These systems work by using CLIP’s image encoder to generate embeddings for every image in the collection and inserting those embeddings into a vector database. Once that is done, any text query can be very quickly answered by generating the text embedding and searching our database for the N most similar image embeddings. Vector databases are incredibly efficient at this operation.

Of course, most of the same limitations of using CLIP as a classifier apply here, too. Thresholding is still important for determining where to cut off the results. The effectiveness of the search will often depend on how unique your dataset is and how complex the queries you need to match. Subtleties are not captured by the model, and the metric often struggles to correctly order results when many of them are close.
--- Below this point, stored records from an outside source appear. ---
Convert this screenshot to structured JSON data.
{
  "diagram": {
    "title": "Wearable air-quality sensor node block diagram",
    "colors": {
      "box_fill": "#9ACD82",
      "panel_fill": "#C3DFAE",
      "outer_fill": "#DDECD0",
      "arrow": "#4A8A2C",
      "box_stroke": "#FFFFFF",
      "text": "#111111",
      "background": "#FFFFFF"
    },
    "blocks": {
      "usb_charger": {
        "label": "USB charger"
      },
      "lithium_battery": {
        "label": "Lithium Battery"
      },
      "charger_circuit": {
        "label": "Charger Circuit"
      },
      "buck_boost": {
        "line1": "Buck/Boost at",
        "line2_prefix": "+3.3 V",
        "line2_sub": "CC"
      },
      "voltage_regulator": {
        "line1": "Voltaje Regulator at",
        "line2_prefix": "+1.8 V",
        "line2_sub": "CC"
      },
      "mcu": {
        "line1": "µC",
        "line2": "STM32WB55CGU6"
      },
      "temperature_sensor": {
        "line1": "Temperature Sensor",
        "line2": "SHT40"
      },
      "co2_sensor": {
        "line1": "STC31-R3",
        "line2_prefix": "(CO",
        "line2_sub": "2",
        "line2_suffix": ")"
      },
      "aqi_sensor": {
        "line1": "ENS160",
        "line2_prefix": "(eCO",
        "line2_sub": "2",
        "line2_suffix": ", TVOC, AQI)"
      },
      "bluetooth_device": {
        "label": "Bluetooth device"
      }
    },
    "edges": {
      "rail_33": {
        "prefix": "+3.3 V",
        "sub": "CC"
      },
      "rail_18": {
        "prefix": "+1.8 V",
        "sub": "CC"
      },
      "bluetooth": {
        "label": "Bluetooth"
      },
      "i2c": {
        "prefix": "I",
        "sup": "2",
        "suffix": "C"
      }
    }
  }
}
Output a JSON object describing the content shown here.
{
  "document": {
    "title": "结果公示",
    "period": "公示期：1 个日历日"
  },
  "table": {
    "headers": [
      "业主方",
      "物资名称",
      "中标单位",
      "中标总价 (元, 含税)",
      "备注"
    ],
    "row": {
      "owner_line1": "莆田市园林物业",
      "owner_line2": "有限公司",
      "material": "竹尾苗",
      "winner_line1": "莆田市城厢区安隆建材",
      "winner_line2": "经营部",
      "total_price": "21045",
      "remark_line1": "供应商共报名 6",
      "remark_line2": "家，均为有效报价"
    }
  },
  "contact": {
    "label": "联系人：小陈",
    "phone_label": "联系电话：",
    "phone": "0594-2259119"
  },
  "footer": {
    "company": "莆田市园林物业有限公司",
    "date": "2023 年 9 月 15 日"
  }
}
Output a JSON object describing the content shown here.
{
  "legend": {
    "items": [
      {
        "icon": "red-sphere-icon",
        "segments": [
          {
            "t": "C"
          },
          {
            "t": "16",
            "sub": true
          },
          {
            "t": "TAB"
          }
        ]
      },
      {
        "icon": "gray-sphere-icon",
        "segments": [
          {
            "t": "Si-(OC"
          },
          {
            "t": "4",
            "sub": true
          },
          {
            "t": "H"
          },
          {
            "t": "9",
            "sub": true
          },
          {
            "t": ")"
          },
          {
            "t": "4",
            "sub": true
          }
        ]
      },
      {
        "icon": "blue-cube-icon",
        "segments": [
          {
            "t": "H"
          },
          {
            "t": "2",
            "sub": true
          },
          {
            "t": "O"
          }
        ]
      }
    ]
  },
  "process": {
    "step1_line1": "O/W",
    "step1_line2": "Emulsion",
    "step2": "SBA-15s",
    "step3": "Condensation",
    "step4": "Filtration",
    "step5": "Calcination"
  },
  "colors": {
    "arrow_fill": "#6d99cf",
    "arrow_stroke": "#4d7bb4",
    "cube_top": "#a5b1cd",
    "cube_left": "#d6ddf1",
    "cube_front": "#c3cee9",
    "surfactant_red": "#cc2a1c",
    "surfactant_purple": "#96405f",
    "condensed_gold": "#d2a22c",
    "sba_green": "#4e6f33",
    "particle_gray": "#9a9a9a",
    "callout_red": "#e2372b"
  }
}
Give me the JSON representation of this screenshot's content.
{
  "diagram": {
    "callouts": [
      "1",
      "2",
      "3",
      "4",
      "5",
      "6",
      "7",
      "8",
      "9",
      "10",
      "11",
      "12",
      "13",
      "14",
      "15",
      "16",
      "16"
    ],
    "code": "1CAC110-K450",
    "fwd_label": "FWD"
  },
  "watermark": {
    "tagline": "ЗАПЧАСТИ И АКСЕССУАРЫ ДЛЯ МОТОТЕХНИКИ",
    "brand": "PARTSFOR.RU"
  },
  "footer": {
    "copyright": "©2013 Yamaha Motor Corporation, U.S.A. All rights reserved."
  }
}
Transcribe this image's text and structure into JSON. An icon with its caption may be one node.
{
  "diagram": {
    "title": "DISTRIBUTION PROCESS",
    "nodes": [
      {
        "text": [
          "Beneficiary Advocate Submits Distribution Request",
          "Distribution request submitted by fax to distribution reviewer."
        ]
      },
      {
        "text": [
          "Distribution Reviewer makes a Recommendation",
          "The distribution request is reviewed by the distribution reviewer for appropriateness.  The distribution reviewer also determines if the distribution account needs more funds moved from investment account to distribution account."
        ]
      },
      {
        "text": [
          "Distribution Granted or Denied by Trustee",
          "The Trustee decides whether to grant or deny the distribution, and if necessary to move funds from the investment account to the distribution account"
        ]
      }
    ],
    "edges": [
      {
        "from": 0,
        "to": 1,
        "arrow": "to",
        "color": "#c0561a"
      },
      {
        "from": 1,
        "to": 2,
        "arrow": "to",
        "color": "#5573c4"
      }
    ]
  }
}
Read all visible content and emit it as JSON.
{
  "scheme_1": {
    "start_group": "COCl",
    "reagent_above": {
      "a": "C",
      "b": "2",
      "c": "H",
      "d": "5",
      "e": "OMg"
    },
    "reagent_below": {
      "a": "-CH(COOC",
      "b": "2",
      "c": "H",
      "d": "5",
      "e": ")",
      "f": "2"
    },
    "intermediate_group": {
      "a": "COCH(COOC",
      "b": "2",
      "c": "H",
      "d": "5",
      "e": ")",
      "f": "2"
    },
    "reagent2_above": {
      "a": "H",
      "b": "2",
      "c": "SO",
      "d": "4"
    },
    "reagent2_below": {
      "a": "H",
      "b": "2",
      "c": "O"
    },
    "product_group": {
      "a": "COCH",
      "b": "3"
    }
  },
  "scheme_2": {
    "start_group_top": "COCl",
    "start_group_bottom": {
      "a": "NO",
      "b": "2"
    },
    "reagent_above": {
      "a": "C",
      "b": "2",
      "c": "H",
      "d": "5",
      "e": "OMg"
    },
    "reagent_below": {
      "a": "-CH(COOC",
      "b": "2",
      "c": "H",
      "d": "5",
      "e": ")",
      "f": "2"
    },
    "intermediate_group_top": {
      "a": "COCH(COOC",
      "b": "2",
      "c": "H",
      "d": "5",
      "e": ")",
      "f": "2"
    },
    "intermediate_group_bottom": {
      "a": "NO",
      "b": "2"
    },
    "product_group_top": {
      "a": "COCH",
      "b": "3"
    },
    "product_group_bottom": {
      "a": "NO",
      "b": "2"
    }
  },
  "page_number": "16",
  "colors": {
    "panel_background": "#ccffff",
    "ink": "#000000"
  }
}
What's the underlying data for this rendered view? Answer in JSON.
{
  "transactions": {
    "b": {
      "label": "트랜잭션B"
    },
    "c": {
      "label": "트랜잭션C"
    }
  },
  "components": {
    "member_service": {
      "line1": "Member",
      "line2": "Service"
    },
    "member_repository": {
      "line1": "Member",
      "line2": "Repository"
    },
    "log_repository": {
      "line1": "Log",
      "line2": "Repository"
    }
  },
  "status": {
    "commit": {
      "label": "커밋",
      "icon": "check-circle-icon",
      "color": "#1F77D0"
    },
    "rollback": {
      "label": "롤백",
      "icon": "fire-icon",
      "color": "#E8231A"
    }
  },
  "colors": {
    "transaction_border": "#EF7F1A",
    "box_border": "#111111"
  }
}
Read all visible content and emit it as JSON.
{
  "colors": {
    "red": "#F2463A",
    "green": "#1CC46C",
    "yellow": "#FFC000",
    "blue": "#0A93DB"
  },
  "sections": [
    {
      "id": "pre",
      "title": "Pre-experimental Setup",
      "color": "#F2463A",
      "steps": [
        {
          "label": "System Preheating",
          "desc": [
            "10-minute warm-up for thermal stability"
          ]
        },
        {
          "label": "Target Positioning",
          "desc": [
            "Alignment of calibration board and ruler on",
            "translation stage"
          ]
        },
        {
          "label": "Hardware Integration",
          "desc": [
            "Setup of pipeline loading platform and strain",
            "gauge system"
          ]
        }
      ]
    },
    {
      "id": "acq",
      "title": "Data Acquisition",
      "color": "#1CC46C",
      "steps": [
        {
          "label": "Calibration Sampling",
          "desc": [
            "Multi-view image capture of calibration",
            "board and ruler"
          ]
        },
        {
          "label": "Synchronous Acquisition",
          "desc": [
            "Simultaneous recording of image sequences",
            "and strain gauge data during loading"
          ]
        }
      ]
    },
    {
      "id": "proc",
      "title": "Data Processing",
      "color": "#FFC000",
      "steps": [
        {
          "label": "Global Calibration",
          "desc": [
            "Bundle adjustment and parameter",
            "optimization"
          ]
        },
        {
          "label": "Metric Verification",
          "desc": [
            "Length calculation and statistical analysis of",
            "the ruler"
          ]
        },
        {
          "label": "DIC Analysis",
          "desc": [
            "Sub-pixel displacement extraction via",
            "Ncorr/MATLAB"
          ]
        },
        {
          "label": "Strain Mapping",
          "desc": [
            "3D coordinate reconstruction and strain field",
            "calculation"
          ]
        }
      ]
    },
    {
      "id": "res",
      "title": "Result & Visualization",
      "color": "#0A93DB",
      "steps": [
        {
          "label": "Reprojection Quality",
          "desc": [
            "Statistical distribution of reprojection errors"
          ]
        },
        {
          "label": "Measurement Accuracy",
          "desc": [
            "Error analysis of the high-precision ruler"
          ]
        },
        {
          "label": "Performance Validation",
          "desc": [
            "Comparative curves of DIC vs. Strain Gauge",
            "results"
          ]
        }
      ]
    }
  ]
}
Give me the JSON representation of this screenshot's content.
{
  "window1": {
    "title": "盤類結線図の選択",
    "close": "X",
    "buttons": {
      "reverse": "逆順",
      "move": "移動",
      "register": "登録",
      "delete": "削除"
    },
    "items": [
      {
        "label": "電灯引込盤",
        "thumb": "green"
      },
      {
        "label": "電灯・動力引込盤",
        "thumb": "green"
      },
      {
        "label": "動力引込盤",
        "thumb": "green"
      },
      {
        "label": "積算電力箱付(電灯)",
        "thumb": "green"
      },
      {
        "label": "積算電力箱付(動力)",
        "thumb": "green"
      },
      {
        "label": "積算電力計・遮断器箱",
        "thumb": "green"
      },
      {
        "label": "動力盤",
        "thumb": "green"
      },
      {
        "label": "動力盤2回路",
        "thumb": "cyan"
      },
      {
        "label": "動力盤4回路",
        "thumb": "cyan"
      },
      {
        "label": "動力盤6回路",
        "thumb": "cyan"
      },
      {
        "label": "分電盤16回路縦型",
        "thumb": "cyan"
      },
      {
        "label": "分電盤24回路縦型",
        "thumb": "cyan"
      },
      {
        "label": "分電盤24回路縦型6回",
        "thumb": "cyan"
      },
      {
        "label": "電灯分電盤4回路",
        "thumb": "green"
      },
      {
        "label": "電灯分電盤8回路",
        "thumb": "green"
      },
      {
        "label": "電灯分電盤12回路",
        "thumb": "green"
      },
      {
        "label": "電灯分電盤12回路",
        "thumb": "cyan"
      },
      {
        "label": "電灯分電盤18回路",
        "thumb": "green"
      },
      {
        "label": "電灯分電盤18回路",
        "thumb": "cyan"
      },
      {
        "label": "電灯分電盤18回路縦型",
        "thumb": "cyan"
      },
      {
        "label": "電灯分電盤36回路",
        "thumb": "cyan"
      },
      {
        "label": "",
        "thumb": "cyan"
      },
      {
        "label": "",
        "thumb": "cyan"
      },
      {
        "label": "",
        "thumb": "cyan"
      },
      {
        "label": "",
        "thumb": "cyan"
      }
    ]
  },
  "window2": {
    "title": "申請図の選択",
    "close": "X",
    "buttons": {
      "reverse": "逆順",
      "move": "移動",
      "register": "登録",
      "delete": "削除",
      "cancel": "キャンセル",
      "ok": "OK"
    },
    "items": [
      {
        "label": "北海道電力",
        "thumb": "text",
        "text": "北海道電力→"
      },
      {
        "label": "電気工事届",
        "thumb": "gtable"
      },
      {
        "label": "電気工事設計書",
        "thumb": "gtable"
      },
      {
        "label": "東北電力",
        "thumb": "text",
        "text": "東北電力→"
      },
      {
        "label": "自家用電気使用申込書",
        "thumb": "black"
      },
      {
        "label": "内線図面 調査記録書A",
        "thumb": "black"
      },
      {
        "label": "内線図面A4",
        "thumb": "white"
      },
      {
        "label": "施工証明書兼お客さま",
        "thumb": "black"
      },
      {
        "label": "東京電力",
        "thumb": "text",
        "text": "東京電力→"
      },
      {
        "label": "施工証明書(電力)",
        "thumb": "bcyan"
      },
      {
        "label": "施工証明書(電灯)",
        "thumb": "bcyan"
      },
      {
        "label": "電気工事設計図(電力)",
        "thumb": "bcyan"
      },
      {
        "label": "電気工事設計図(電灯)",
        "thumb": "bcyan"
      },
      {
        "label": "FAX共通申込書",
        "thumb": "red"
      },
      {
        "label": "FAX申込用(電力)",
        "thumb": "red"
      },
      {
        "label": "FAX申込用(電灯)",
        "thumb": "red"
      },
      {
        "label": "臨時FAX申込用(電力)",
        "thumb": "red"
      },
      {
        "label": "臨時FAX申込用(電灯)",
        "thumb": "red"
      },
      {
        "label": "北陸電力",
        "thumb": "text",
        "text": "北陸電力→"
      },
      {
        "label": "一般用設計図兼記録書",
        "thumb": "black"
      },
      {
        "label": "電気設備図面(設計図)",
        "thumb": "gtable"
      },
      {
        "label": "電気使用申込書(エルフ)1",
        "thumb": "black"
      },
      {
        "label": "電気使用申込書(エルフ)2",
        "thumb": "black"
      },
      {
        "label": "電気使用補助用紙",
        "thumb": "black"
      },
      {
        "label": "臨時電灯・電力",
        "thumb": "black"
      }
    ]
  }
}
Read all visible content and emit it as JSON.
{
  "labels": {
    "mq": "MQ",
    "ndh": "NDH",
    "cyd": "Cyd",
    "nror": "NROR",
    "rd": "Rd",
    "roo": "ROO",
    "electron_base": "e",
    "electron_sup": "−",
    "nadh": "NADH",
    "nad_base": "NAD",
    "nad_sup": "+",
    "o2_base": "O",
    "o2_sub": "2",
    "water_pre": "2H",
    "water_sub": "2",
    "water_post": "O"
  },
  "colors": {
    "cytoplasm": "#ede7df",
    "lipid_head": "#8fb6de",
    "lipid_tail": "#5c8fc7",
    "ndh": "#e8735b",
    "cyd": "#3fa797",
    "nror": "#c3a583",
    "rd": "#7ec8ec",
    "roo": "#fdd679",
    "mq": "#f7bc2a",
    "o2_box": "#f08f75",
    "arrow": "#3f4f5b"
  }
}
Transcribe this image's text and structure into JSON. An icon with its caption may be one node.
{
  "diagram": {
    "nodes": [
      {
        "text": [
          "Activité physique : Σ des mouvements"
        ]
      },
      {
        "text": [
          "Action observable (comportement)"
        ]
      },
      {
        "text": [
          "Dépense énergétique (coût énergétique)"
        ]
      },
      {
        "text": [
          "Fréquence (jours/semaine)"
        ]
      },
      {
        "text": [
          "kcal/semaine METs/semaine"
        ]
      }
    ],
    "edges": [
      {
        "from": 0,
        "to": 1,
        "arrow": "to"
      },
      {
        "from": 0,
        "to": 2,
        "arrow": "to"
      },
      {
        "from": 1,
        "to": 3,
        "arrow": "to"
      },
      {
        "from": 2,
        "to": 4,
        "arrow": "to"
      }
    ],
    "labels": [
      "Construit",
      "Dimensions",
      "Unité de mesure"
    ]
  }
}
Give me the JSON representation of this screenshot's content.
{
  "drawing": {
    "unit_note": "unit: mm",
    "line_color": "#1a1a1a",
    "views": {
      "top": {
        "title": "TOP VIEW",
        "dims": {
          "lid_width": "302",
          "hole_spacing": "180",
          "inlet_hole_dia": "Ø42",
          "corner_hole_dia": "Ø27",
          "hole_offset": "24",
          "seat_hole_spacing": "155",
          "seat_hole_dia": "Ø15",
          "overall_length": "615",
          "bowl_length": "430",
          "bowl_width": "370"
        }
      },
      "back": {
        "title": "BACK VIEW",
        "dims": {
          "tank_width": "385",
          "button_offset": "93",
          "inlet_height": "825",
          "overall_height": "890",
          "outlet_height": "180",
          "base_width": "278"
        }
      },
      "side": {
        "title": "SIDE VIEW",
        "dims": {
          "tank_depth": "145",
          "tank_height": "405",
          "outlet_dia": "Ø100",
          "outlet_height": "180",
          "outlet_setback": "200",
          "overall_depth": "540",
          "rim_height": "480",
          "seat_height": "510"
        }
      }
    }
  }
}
But even with those caveats, it’s still remarkably good and wildly better than what came before it.

Conclusion

Since this groundbreaking approach was first published, the research community has made many improvements. While the core concepts remain the same, researchers have taken these ideas and refined them, making models that are more accurate, faster, or in some other way better. Additionally, many diverse and unexpected applications of the model have been found. CLIP-extracted features are used as the basis for video understanding, prompt-guided image generation, large language vision models, zero-shot segmentation models, and more.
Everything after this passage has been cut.